The forthcoming EU summit is being heralded as the latest crucial event in the ongoing Eurozone crisis, and Ms. Merkel is sticking to her line of fiscal austerity.
Unsurprisingly, markets are not hopeful. In some senses, nor should they be. One would be justified in going as far back as the initial shocks of 2008 to recognise that ever since then, sovereign debt levels were always going to manifest themselves in a negative manner at some point down the line. Whether those negative effects were going to simply emerge as higher bond yields, or would spiral into unsustainability and sovereign default, was, and for many Eurozone nations, still remains, uncertain. What should be certain is the continued need to reign in spending, and pursue austerity.
Minsky would be turning in his grave. The American economist devoted the majority of his professional life to the study of financial crises, and has been frequently cited by those in the media charged with the unpleasant mandate of analysing our current difficulties.
Minsky proposed that each business cycle contained three stages – the hedge, speculative and Ponzi stages.
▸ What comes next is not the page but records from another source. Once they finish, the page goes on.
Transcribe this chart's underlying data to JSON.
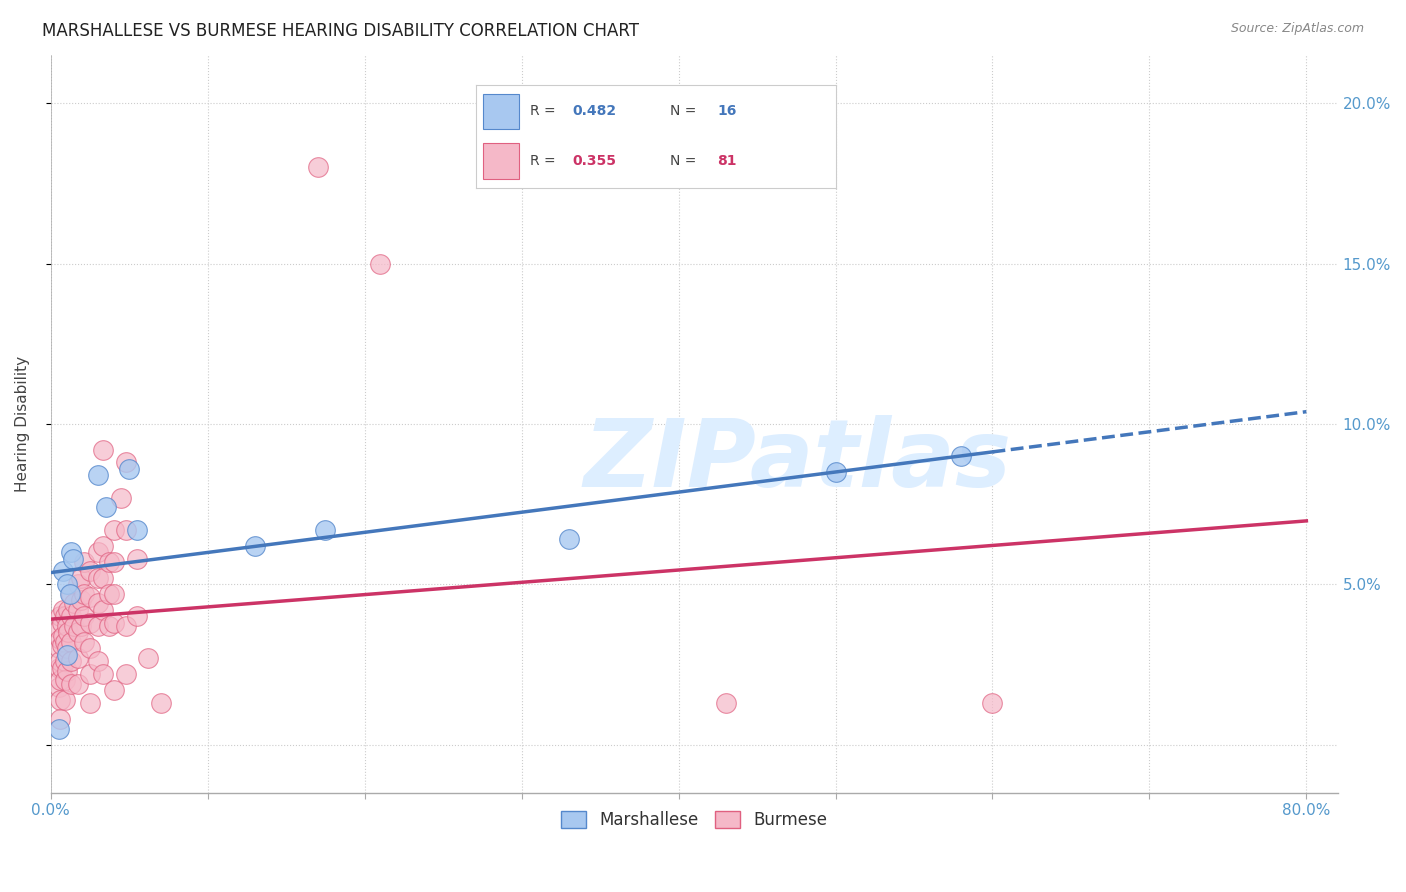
{
  "title": "MARSHALLESE VS BURMESE HEARING DISABILITY CORRELATION CHART",
  "source": "Source: ZipAtlas.com",
  "ylabel": "Hearing Disability",
  "xlim": [
    0.0,
    0.82
  ],
  "ylim": [
    -0.015,
    0.215
  ],
  "yticks": [
    0.0,
    0.05,
    0.1,
    0.15,
    0.2
  ],
  "ytick_labels_right": [
    "",
    "5.0%",
    "10.0%",
    "15.0%",
    "20.0%"
  ],
  "marshallese_R": 0.482,
  "marshallese_N": 16,
  "burmese_R": 0.355,
  "burmese_N": 81,
  "marshallese_color": "#a8c8f0",
  "burmese_color": "#f5b8c8",
  "marshallese_edge_color": "#5588cc",
  "burmese_edge_color": "#e06080",
  "marshallese_line_color": "#4477bb",
  "burmese_line_color": "#cc3366",
  "background_color": "#ffffff",
  "grid_color": "#cccccc",
  "watermark_text": "ZIPatlas",
  "watermark_color": "#ddeeff",
  "title_fontsize": 12,
  "tick_fontsize": 11,
  "marshallese_points": [
    [
      0.008,
      0.054
    ],
    [
      0.01,
      0.05
    ],
    [
      0.012,
      0.047
    ],
    [
      0.013,
      0.06
    ],
    [
      0.014,
      0.058
    ],
    [
      0.03,
      0.084
    ],
    [
      0.035,
      0.074
    ],
    [
      0.05,
      0.086
    ],
    [
      0.055,
      0.067
    ],
    [
      0.13,
      0.062
    ],
    [
      0.175,
      0.067
    ],
    [
      0.33,
      0.064
    ],
    [
      0.5,
      0.085
    ],
    [
      0.58,
      0.09
    ],
    [
      0.005,
      0.005
    ],
    [
      0.01,
      0.028
    ]
  ],
  "burmese_points": [
    [
      0.005,
      0.036
    ],
    [
      0.005,
      0.03
    ],
    [
      0.005,
      0.024
    ],
    [
      0.005,
      0.018
    ],
    [
      0.006,
      0.04
    ],
    [
      0.006,
      0.033
    ],
    [
      0.006,
      0.026
    ],
    [
      0.006,
      0.02
    ],
    [
      0.006,
      0.014
    ],
    [
      0.006,
      0.008
    ],
    [
      0.007,
      0.038
    ],
    [
      0.007,
      0.031
    ],
    [
      0.007,
      0.024
    ],
    [
      0.008,
      0.042
    ],
    [
      0.008,
      0.034
    ],
    [
      0.009,
      0.04
    ],
    [
      0.009,
      0.032
    ],
    [
      0.009,
      0.026
    ],
    [
      0.009,
      0.02
    ],
    [
      0.009,
      0.014
    ],
    [
      0.01,
      0.037
    ],
    [
      0.01,
      0.03
    ],
    [
      0.01,
      0.023
    ],
    [
      0.011,
      0.042
    ],
    [
      0.011,
      0.035
    ],
    [
      0.013,
      0.047
    ],
    [
      0.013,
      0.04
    ],
    [
      0.013,
      0.032
    ],
    [
      0.013,
      0.026
    ],
    [
      0.013,
      0.019
    ],
    [
      0.015,
      0.044
    ],
    [
      0.015,
      0.037
    ],
    [
      0.017,
      0.05
    ],
    [
      0.017,
      0.042
    ],
    [
      0.017,
      0.035
    ],
    [
      0.017,
      0.027
    ],
    [
      0.017,
      0.019
    ],
    [
      0.019,
      0.052
    ],
    [
      0.019,
      0.045
    ],
    [
      0.019,
      0.037
    ],
    [
      0.021,
      0.057
    ],
    [
      0.021,
      0.047
    ],
    [
      0.021,
      0.04
    ],
    [
      0.021,
      0.032
    ],
    [
      0.025,
      0.054
    ],
    [
      0.025,
      0.046
    ],
    [
      0.025,
      0.038
    ],
    [
      0.025,
      0.03
    ],
    [
      0.025,
      0.022
    ],
    [
      0.025,
      0.013
    ],
    [
      0.03,
      0.06
    ],
    [
      0.03,
      0.052
    ],
    [
      0.03,
      0.044
    ],
    [
      0.03,
      0.037
    ],
    [
      0.03,
      0.026
    ],
    [
      0.033,
      0.092
    ],
    [
      0.033,
      0.062
    ],
    [
      0.033,
      0.052
    ],
    [
      0.033,
      0.042
    ],
    [
      0.033,
      0.022
    ],
    [
      0.037,
      0.057
    ],
    [
      0.037,
      0.047
    ],
    [
      0.037,
      0.037
    ],
    [
      0.04,
      0.067
    ],
    [
      0.04,
      0.057
    ],
    [
      0.04,
      0.047
    ],
    [
      0.04,
      0.038
    ],
    [
      0.04,
      0.017
    ],
    [
      0.045,
      0.077
    ],
    [
      0.048,
      0.088
    ],
    [
      0.048,
      0.067
    ],
    [
      0.048,
      0.037
    ],
    [
      0.048,
      0.022
    ],
    [
      0.055,
      0.058
    ],
    [
      0.055,
      0.04
    ],
    [
      0.062,
      0.027
    ],
    [
      0.07,
      0.013
    ],
    [
      0.17,
      0.18
    ],
    [
      0.21,
      0.15
    ],
    [
      0.43,
      0.013
    ],
    [
      0.6,
      0.013
    ]
  ]
}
Initially, hedge borrowers, he argued, accurately appreciate the nature of their future earnings and build in realistic (risk-adjusted) growth models accordingly; be they pension funds, hedge funds, firms or individuals.
As competition for profits increase and agents become more ambitious in their search for Alpha, they enter the speculative stage, where they anticipate future profits, and rely on them for their current business plans. Such speculative actions might include relying on future profits to finance debt repayments on a loan needed to fund a capital investment project. Indeed, speculative finance can occasionally find a place in a successful business model.
Ponzi finance is another matter. As the name suggests, this reckless phase relies entirely on future profits to fund today’s transactions. Businesses begin to be run in a manner more befitting Bernie Madoff’s scheme, and are entirely unsustainable.
Unfortunately for Europe, such reckless and myopic money management was not limited simply to the banking sector and individual traders. European governments were engaging in speculative and Ponzi finance behaviour too.
To some extent, given the way our political system is structured, this need not come as a surprise. Indeed, some might argue that the very model of a nation-state is flawed in the sense that as nation-states compete with each other, attempting to produce goods at lower costs, striving to provide better healthcare and education, and trying to provide more favourable taxes and benefits for its citizens, they spend beyond their means in order to out-do each other, and in order to get re-elected. Most agree that such goals are worthwhile, the problem lies in the fact that they create an incentive for governments to borrow in the present, relying not just on future revenue, but future growth of revenue.
In this way, governments deprive future generations by cashing in future gains today, and paying ever more for the privilege of doing so in the form of rapidly-climbing bond yields. It is not just flawed economics, but morally questionable too. How can consistent budget deficits be justified when they burden every British newborn with around £20,000?
As citizens, we pay for public goods such as roads, healthcare and education in the form of taxes. Ideally, as a population, we should get out roughly what we put in, and we have a progressive tax system so that, in Mr. Cameron’s words, the “greatest burden is borne by the broadest shoulders.” To add an extra £20,000 to this figure so that today’s population can live beyond their means at the expense of future generations is morally indefensible.
Yes, our descendants will have more advanced technology at their disposal. They will receive more advanced healthcare, and better education, on the whole, than the current generation did. However, by burdening our grandchildren in this manner, we are retarding the speed of this development, and by building in future technological developments into our current economic evaluations, we are stripping them of their financial benefits, before they are even invented.
Given that European governments have made such errors over the last couple of decades, we have every right to view the crisis with disdain and cynicism. However, such negativity ought to be reconciled with the realisation that austerity remains the optimal strategy to dig us out of this mess.
Just because we lacked the scientific knowledge in the past doesn’t excuse our continued pollution of the atmosphere. In the same way, we need to face up to our past mistakes and change our political spending to give our descendants the best possible chance to achieve life, liberty and the pursuit of happiness.